Mandatory Covid vaccines for NHS staff axed, Sajid Javid confirms

Lily Waddell1 February 2022

Mandatory Covid vaccinations for NHS workforce and health care workers have been dropped, the Health Secretary has confirmed.

The rule was set to be imposed in April - meaning if NHS workers hadn’t had their first jab by Friday they would not be double jabbed in time.

On Monday, Sajid Javid unveiled guidance in the House of Commons setting out that mandatory jabs would be scrapped for health workers.

He said: “Given that Delta has been replaced, it’s only right that our policy on vaccination as a condition of deployment is reviewed. So I asked for fresh advice including from the UK Health Security Agency and England’s chief medical officer.

“Omicron’s increased infectiousness means that at the peak of the recent winter spike, one in 15 people had a Covid-19 infection, according to the ONS (Office for National Statistics).

Around 24 per cent of England’s population has had at least one positive Covid-19 test, and as as of today in England, 84 per cent of people over 12 have had a primary course of Covid-19 vaccines and 64 per cent have been boosted, including over 90 per cent of over-50s,” he added.

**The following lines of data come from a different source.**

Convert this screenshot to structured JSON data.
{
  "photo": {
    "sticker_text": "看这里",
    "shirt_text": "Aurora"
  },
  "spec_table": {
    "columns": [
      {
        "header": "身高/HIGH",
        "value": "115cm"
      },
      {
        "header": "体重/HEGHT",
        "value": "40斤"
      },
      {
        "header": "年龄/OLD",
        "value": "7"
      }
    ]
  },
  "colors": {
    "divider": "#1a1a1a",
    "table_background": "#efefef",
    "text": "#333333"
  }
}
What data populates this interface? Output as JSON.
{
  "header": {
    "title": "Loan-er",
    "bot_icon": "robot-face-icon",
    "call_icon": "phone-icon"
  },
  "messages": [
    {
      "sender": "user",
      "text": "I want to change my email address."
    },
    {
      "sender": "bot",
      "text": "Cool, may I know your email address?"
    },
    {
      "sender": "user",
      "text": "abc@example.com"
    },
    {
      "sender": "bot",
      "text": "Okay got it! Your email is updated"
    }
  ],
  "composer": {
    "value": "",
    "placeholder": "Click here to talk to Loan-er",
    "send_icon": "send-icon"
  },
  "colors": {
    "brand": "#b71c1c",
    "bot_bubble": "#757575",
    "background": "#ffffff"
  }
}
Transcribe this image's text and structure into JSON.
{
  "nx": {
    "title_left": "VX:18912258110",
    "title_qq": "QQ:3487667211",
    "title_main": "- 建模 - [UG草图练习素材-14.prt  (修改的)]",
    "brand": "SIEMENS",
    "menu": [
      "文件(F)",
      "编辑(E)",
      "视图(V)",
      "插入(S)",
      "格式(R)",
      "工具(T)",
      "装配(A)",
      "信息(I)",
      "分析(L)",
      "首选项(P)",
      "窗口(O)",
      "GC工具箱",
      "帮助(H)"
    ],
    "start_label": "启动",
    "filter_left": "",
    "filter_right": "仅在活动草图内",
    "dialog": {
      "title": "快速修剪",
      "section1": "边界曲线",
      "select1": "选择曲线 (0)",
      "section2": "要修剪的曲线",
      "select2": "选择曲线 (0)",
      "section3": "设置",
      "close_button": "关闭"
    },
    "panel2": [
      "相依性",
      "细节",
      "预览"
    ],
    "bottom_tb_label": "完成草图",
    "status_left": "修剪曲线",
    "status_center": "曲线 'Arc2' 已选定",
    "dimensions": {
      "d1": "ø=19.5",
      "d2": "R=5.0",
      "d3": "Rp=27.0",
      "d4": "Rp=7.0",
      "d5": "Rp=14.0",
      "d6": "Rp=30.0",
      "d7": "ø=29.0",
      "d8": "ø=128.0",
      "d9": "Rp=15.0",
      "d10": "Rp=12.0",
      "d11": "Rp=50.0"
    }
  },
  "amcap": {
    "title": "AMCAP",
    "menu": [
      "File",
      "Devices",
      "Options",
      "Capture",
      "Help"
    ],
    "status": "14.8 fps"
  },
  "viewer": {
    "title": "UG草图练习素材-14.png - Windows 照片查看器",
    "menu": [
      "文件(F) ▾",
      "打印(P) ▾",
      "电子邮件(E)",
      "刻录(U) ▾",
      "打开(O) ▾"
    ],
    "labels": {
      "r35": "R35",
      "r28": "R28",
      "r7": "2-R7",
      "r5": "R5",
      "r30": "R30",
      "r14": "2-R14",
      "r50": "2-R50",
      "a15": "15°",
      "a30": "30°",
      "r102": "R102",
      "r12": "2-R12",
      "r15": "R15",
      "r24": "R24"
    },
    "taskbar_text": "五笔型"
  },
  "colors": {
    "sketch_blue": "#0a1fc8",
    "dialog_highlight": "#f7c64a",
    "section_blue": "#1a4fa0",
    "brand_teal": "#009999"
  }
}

“The second factor is that the dominant variant, Omicron, is intrinsically less severe. When taken together with the first factor that we now have greater population protection, the evidence shows that the risk of presentation to emergency care or hospital admission with Omicron is approximately half of that for Delta. Given these dramatic changes, it is not only right but responsible to revisit the balance of risks and opportunities that guided our original decision last year.

“While vaccination remains our very best line of defence against Covid-19, I believe that it is no longer proportionate to require vaccination as a condition of deployment through statute.

“So I’m announcing that we will launch a consultation on ending vaccination as a condition of deployment in health and all social care sectors. Subject to the responses and the will of this House, the Government will revert the regulations.”

The Health Secretary defended the policy of initially introducing mandatory Covid vaccinations for NHS and social care workers.

He said the Government “makes no apology for it”.

Mr Javid told MPs there was a need to consider the impact on the workforce in NHS and social care settings, “especially at a time where we already have a shortage of workers and near full employment across the economy”.

He added: “In December I argued, and this House overwhelmingly agreed, that the weight of clinical evidence in favour of vaccination as a condition of deployment outweighed the risks to the workforce.

“It was the right policy at the time, supported by the clinical evidence, and the Government makes no apology for it. It has also proven to be the right policy in retrospect, given the severity of Delta.”